Com suas falas maliciosas, o antagonista capturado – que não poderia ser interpretado por outro ator que não fosse Robert Ryan – faz questão de colocar em dúvida a lealdade do recém-formado trio. Para isso, não precisa introduzir novas ideias, apenas – como um escultor que já vê a escultura no bloco de mármore e só precisa retirar os excessos para que a obra de arte apareça – traz à tona aquilo que já povoa o inconsciente de Kemp, Jesse e Roy. Daí a força de sua provocação: tudo que ele ardilosamente fala é verdadeiro.

Ainda que a vilania de Robert Ryan seja destacada, os outros quatro personagens estão longe da figura heroica comum aos faroestes. Roy cria um conflito armado desnecessário com os indígenas, Jesse acaba por trair os demais em razão de uma promessa de ouro, Lina (Janet Leigh) ora pende em favor de Ben, ora em favor de Kemp, mostrando-se pouco fiel a ambos, e Kemp, como já dito, está disposto a trocar a vida de um homem que mal nenhum lhe fez por dinheiro.

O título traduzido do filme – em oposição ao abstrato título original The Naked Spur – de certo modo é o sopesamento que Howard deve fazer: qual o preço da vida/morte de um homem? O que a vida/morte de um homem pode comprar? Ao fim sabemos que a morte de um homem não pode levar verdadeiramente a nada. “Choosing the way to die, what’s the difference? Choosing the way to live, that’s the hard part” diz Ben [“Escolher a forma de morrer, qual a diferença? Escolher a forma de viver, essa é a parte difícil”]. É o seu way to live que, uma vez atingido o seu objetivo, Kemp deve escolher. E é por meio de sua relação com a personagem de Janet Leigh que ele muda.

Lina, a princípio aliada de Ben, aproxima-se de Howard, sendo o momento mais belo entre os dois aquele na noite chuvosa na gruta em que os pratos e canecas expostos à água fazem uma estranha música. Ocorre que, nesse mesmo momento, ela distraía Kemp para possibilitar uma malsucedida tentativa de fuga de Ben. Howard não pode crer que durante aquele romântico momento ele estava sendo traído, “it just happend that way” diz ele.

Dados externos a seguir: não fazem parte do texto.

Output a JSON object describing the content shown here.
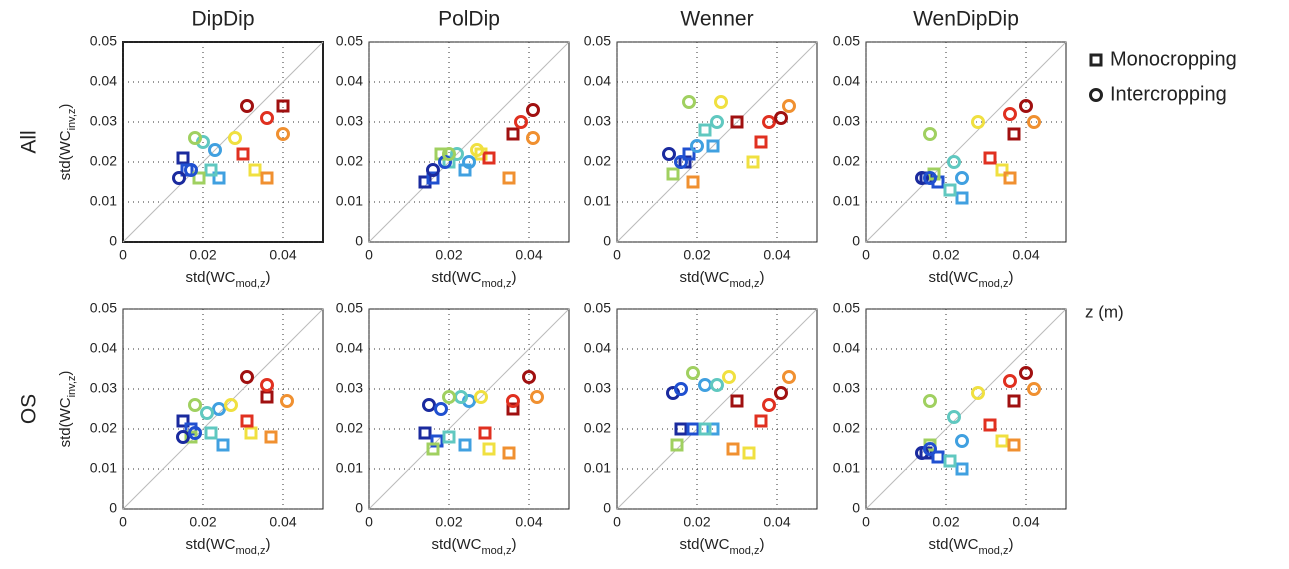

É no maravilhoso final que há a reconciliação. De Kemp com Lina e também dele com o mundo. Mas, antes disso, a queda da sociedade. Jesse é morto por Ben após cair em uma armadilha em que o facínora valeu-se da ambição que Jesse possui por ouro. Por sua vez, Roy, ao tentar buscar posteriormente o corpo do antagonista na correnteza para resgatar a recompensa, é levado por um toco de árvore. Salvou-se o morto e matou-se o vivo. Kemp vê-se, portanto, no cenário ideal: com a recompensa e sem sócios. Contudo, Lina está lá, e é ela quem faz a diferença. Não se pode viver às custas da morte de um homem. Kemp desamarra o corpo de Ben do cavalo e passa a cavar uma cova para o oponente. Ele não levará o cadáver de volta a Abilene. A espora de sua bota jamais tocará o chão do seu antigo sítio outra vez. Howard Kemp escolheu um novo modo de viver.

Este artigo diz respeito à rubrica Incontornáveis, e O preço de um homem de Anthony Mann faz parte da programação que a Cinemateca do MAM promove em setembro de 2023.